The Chinese Nationalist Party (KMT) made NT$3.5 billion (US$121.5 million) last year, primarily on business investments, far outpacing the amount made by the Democratic Progressive Party (DPP), information from the Ministry of the Interior (MOI) showed.
Stock dividends accounted for almost NT$2.9 billion last year and made up more than four-fifths of the KMT’s total earnings, raising concerns about the extent to which the party depends on earnings from its assets and not donations.
The figures, published on Thursday by the ministry, reveal that political contributions to the KMT amounted to NT$240 million, or 6.9 percent of its earnings. It also earned NT$251 million in vote subsidies and an income of NT$76 million from party dues.
The DPP, meanwhile, received NT$192 million in political contributions and a total income of NT$626 million.
The figures come from audited information reported by political parties and are calculated separately from donations received by mayoral candidates in November’s special municipality elections.
DPP politicians have accused the KMT of using its party assets to heavily subsidize the election campaigns of local and national candidates — giving it an unfair advantage, given that most of the assets were controversially accumulated during one-party rule before the 1990s.
President Ma Ying-jeou (馬英九), who also serves as the KMT chairman, has pledged to divest the party of such assets, resulting in the NT$25 billion sale of three media companies and its former headquarters in 2005. Ma said the remaining assets would be put in trust.
However, that the KMT managed to make NT$2.9 billion in stock dividends alone last year — primarily from two party-controlled investment companies — has raised new questions about to what extent the party has rid itself of the assets.

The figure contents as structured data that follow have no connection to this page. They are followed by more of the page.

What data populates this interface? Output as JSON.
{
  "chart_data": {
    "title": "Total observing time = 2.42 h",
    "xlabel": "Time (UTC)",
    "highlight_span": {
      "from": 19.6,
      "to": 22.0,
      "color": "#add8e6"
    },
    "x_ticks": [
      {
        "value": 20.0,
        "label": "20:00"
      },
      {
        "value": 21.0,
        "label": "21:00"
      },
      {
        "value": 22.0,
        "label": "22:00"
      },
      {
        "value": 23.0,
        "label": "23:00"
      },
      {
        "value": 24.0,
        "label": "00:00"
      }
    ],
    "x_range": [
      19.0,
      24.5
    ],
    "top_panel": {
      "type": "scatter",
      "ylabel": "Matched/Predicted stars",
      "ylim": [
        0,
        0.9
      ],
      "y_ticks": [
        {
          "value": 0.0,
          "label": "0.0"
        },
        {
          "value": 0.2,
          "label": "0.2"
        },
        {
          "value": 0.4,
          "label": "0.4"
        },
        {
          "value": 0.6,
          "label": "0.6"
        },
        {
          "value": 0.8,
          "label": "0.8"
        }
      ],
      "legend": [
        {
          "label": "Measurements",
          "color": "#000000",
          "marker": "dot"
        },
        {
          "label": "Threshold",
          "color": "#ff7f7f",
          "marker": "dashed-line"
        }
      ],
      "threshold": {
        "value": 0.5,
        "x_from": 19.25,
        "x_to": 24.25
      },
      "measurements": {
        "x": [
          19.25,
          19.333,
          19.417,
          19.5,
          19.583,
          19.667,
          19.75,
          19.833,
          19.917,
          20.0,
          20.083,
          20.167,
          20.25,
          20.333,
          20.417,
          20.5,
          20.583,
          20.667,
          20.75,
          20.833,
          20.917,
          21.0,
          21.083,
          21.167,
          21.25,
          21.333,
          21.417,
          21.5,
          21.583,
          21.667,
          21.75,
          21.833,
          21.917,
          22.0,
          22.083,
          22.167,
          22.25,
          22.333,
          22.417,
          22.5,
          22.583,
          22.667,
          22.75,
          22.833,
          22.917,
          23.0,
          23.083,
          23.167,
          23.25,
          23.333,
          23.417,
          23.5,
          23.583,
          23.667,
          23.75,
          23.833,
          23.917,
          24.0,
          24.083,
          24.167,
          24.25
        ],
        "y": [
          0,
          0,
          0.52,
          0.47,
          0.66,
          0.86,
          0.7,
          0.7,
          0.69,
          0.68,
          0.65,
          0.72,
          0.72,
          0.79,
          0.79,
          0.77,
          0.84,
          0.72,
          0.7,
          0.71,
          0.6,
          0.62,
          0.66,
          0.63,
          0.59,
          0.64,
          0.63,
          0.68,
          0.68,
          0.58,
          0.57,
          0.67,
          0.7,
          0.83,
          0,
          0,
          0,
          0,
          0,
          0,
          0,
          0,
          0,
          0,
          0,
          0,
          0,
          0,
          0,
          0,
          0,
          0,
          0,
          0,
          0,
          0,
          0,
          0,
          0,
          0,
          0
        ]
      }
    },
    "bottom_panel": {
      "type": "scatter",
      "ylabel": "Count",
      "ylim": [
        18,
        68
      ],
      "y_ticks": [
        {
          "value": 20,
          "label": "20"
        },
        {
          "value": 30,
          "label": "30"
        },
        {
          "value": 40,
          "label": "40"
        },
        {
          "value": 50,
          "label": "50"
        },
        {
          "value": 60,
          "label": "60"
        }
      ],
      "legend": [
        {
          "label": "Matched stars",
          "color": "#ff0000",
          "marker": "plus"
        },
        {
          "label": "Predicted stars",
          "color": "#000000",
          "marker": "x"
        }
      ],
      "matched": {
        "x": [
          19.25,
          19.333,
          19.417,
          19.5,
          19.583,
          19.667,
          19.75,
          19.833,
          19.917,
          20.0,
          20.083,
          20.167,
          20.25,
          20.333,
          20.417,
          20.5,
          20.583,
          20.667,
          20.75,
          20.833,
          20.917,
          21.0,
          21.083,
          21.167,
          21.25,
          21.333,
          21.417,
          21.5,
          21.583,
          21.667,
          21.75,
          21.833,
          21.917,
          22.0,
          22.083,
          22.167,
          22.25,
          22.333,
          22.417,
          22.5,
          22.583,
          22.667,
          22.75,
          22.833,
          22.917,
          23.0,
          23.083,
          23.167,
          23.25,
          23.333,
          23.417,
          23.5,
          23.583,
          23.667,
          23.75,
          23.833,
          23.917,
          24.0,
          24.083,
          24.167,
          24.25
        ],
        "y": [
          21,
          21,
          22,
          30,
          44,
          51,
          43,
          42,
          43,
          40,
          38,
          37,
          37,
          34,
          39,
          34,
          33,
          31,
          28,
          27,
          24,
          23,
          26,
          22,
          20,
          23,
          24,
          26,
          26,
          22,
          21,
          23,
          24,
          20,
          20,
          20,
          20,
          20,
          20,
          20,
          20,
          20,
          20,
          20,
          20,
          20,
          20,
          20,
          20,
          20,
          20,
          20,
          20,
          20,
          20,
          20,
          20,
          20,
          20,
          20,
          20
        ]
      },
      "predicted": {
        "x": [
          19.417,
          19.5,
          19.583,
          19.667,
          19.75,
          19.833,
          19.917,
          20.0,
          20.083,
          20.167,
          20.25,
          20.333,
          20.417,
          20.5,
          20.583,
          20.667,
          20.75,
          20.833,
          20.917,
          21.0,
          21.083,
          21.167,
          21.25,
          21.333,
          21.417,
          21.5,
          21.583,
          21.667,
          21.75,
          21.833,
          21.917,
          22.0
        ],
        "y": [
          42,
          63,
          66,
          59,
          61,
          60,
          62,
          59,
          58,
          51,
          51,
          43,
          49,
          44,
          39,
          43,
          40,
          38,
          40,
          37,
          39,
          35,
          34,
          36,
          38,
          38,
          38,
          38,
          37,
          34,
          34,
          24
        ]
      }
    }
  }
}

“Where is the so-called fair competition that President Ma has talked about?” DPP spokesperson Chuang Ruei-hsiung (莊瑞雄) asked yesterday, pointing to past promises by Ma and former KMT chairperson Wu Poh-hsiung (吳伯雄) to divest the KMT of all dubious assets. “They have bounced this check again and again.”
Despite the NT$3.5 billion earnings, the KMT also had expenses of NT$2.9 billion — mainly on salaries and office rent — with the remainder going to cover a shortfall from the previous year.
However, there are concerns that the NT$2.6 billion spent on those two items might have gone on helping election candidates.
“We really don’t know,” said another DPP spokesperson, Chen Chi-mai (陳其邁).
Chen said the disclosure should be a wake-up call for lawmakers to pass the long-stalled Political Party Act (政黨法) that would ban political parties from operating or investing in profit-making enterprises.
Meanwhile, while the DPP did not have any stock dividend earnings, it did earn NT$181 million, mainly from government vote subsidies, as well as NT$166 million in “other income” listed with the MOI that included some interest payments and other types of subsidies for political parties. Party dues accounted for NT$68 million.
The party reported human resource costs of NT$129 million and rental costs for its headquarters in Taipei of NT$18 million.
In response to the criticism, KMT spokesperson Lai Su-ju (賴素如) yesterday said the party has put most of its assets into trust and that it would sell Central Investment Co via a transparent process.
The KMT has failed four times to sell the company through a public bidding process. The company has a net worth of about NT$20 billion and it is the last of the party’s most controversial assets, following the sale of its Policy Research and Development Department, three media outlets and its former headquarters.
Lai said the KMT would continue its efforts to sell the company through a public and transparent process, while urging the DPP to stop manipulating the party asset issue for political purposes.
“The KMT has put most of its assets into a trust fund and no longer runs any businesses. However, the DPP chooses to ignore our efforts and brings up the old issue during every election ... We expect the DPP to seek support by presenting policies,” she said.
According to the KMT, the party’s annual personnel and miscellaneous expenses were about NT$1.5 billion. Lai said the party covered its expenses through public donations.